Le collège Didier Marie (privé et catholique) de Saint-Louis a notifié aux parents d’élèves l’interdiction du port du voile à partir de la rentrée. Une décision qui suscite l’indignation des parents d’élèves dans un pays à 95% musulman. Les associations religieuses de la vieille ville multiplient les sorties dans les médias pour s’insurger contre une telle mesure.
Hier, lors d’un point de presse organisé à Saint-Louis, l’association des imams de Saint-Louis a ainsi qualifié cette décision, par la voix de son porte-parole, Dr Abdallah Ndoye, de «contraire aux prescriptions de l’islam, qui donne injonction aux musulmanes de porter le voile».

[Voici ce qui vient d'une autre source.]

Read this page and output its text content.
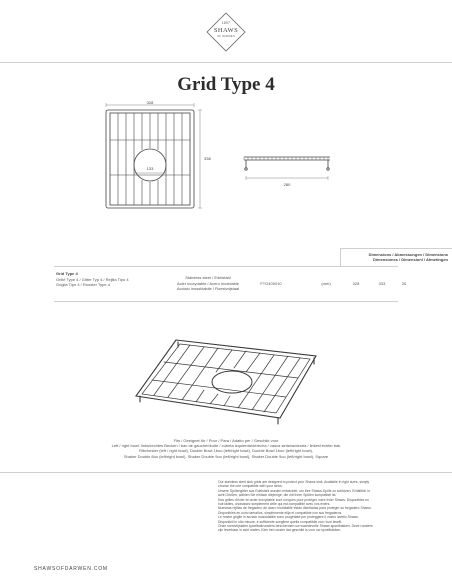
1897
SHAWS
OF DARWEN
Grid Type 4
328
338
133
280
Dimensions / Abmessungen / Dimensions
Dimensiones / Dimensioni / Afmetingen
Grid Type 4
Grillé Type 4 / Gitter Typ 4 / Rejilla Tipo 4
Griglia Tipo 4 / Rooster Type 4
Stainless steel / Edelstahl
Acier inoxydable / Acero inoxidable
Acciaio inossidabile / Roestvrijstaal
FTG400010	(mm)	328	333	26
Fits / Geeignet für / Pour / Para / Adatto per / Geschikt voor
Left / right bowl: links/rechtes Becken / bac de gauche/droite / cubeta izquierda/derecha / vasca sinistra/destra / linker/rechter bak
Ribchester (left / right bowl), Double Bowl 1boo (left/right bowl), Double Bowl 1boo (left/right bowl),
Shaker Double 8oo (left/right bowl), Shaker Double 9oo (left/right bowl), Shaker Double 9oo (left/right bowl), Square
Our stainless steel sink grids are designed to protect your Shaws sink. Available in right sizes, simply
choose the one compatible with your sinks.
Unsere Spülengitter aus Edelstahl wurden entwickelt, um Ihre Shaws-Spüle zu schützen. Erhältlich in
acht Größen, wählen Sie einfach diejenige, die mit Ihren Spülen kompatibel ist.
Nos grilles d'évier en acier inoxydable sont conçues pour protéger votre évier Shaws. Disponibles en
huit tailles, choisissez simplement celle qui est compatible avec vos éviers.
Nuestras rejillas de fregadero de acero inoxidable están diseñadas para proteger su fregadero Shaws.
Disponibles en ocho tamaños, simplemente elija el compatible con sus fregaderos.
Le nostre griglie in acciaio inossidabile sono progettate per proteggere il vostro lavello Shaws.
Disponibili in otto misure, è sufficiente scegliere quella compatibile con i tuoi lavelli.
Onze roestvrijstalen spoelbakroosters beschermen uw waardevolle Shaws spoelbakken. Deze roosters
zijn leverbaar in acht maten. Kies het rooster dat geschikt is voor uw spoelbakken.
SHAWSOFDARWEN.COM
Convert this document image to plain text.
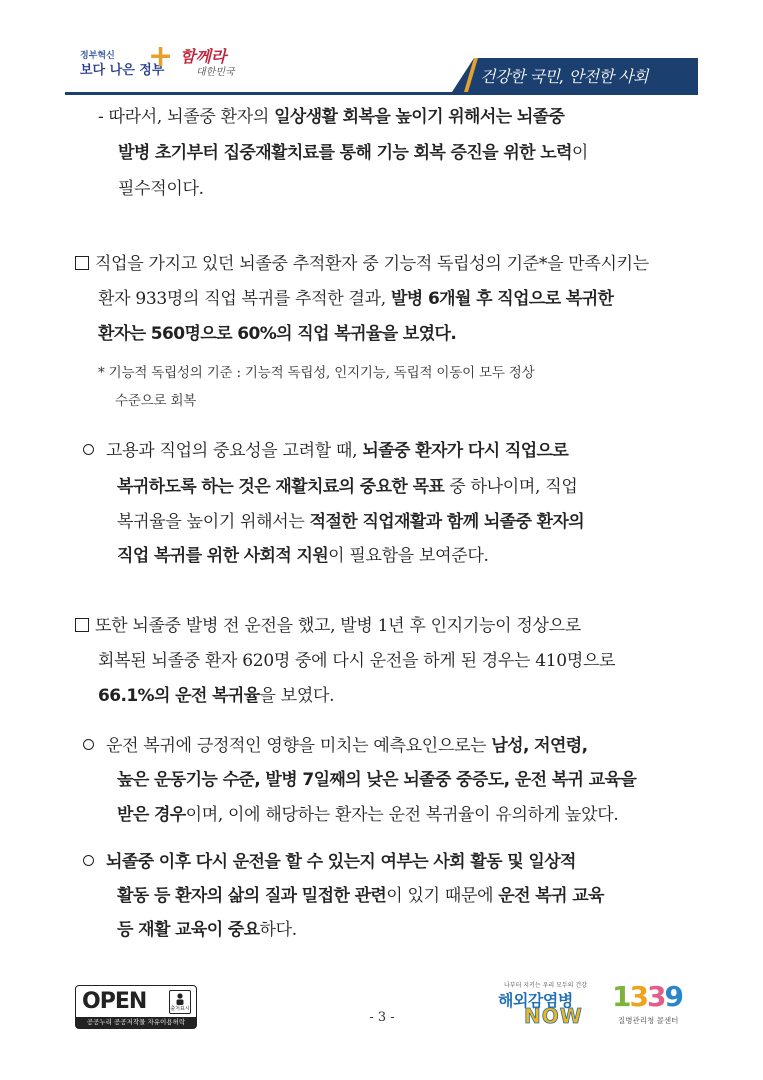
정부혁신
보다 나은 정부
+ 함께라
대한민국	건강한 국민, 안전한 사회
- 따라서, 뇌졸중 환자의 일상생활 회복을 높이기 위해서는 뇌졸중
발병 초기부터 집중재활치료를 통해 기능 회복 증진을 위한 노력이
필수적이다.
직업을 가지고 있던 뇌졸중 추적환자 중 기능적 독립성의 기준*을 만족시키는
환자 933명의 직업 복귀를 추적한 결과, 발병 6개월 후 직업으로 복귀한
환자는 560명으로 60%의 직업 복귀율을 보였다.
* 기능적 독립성의 기준 : 기능적 독립성, 인지기능, 독립적 이동이 모두 정상
수준으로 회복
고용과 직업의 중요성을 고려할 때, 뇌졸중 환자가 다시 직업으로
복귀하도록 하는 것은 재활치료의 중요한 목표 중 하나이며, 직업
복귀율을 높이기 위해서는 적절한 직업재활과 함께 뇌졸중 환자의
직업 복귀를 위한 사회적 지원이 필요함을 보여준다.
또한 뇌졸중 발병 전 운전을 했고, 발병 1년 후 인지기능이 정상으로
회복된 뇌졸중 환자 620명 중에 다시 운전을 하게 된 경우는 410명으로
66.1%의 운전 복귀율을 보였다.
운전 복귀에 긍정적인 영향을 미치는 예측요인으로는 남성, 저연령,
높은 운동기능 수준, 발병 7일째의 낮은 뇌졸중 중증도, 운전 복귀 교육을
받은 경우이며, 이에 해당하는 환자는 운전 복귀율이 유의하게 높았다.
뇌졸중 이후 다시 운전을 할 수 있는지 여부는 사회 활동 및 일상적
활동 등 환자의 삶의 질과 밀접한 관련이 있기 때문에 운전 복귀 교육
등 재활 교육이 중요하다.
OPEN	출처표시
공공누리 공공저작물 자유이용허락	- 3 -
나부터 지키는 우리 모두의 건강
해외감염병
NOW
1339
질병관리청 콜센터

L’association des imams de Saint-Louis, qui invite ses membres à consacrer leur sermon de ce vendredi à cette question, prévoit d’aller rencontrer l’ensemble des chefs religieux du Sénégal, notamment les guides des puissantes confréries, pour les «sensibiliser et les associer» dans ce combat.
Le ministre de l’Education nationale et les autorités sénégalaises ne se sont pas, pour le moment, prononcés publiquement sur cette affaire qui pourtant commence à prendre de l’ampleur. Saisi par les associations islamiques, le gouverneur de Saint-Louis a formulé une demande auprès de l’établissement concerné pour que cette mesure d’interdire le voile soit reportée au moins pour une année. Le temps de trouver une solution.
Dans une contribution envoyée aux médias, le 27 juillet intitulée «Voile, médias et dialogue interreligieux», Marie Ndiaye, qui se définit comme «une citoyenne inquiète», expliquait dans cette réflexion que l’Eglise et l’enseignement catholique ne s’opposent pas au port du voile, rappelant les récents propos du pape François disant que chacun doit être libre de porter le foulard, le voile ou la croix, quand il veut et où il veut.
Toutefois, ajoutait-elle, «il arrive des situations où le projet éducatif de l’école et le vivre ensemble, l’harmonie de la communauté scolaire sont en jeu et cela peut pousser un directeur d’établissement à prendre ce genre de mesure», citant des cas d’élèves qui «refusent de s’intégrer, de donner la main à d’autres élèves», etc.
Aussi paradoxal que cela puisse paraître, face à la crise de l’école publique, beaucoup de parents musulmans aisés préfèrent amener leurs enfants dans des écoles privées catholiques réputées plus sérieuses et de meilleur qualité.
C’est pour cette raison d’ailleurs que même s’ils s’insurgent contre la décision des responsables du collège Didier Marie, les associations islamiques de Saint-Louis reconnaissent implicitement que les musulmans n’ont qu’à s’en vouloir à eux-mêmes. «Il est temps que les musulmans s’organisent (en créant des écoles privées de qualité) pour que de pareilles situations ne se reproduisent. Il est aussi temps que les autorités prennent à bras-le-corps la question de l’éducation car c’est à cause de la crise scolaire que les parents musulmans que nous sommes avons été contraints d’envoyer nos enfants dans les écoles catholiques», explique Dr Abdoulaye Ndoye.
En effet, en dehors du privé catholique, les seules écoles privées de qualité au Sénégal sont celles du groupe Yavuz Selim appartenant au prédicateur turc Fetullah Gulen, que le gouvernement turc cherche à fermer.
Cependant, les établissements privés du catholique sont soumis aux mêmes règles que l’école publique – et donc qu’il n’y a pas dans le règlement une disposition qui interdit expressément le voile.
Dans tous les cas, cette affaire sensible met à l’épreuve le dialogue islamo-chrétien et de cohabitation harmonieuse entre chrétiens et musulmans qui vaut au Sénégal d’être cité en exemple partout dans le monde.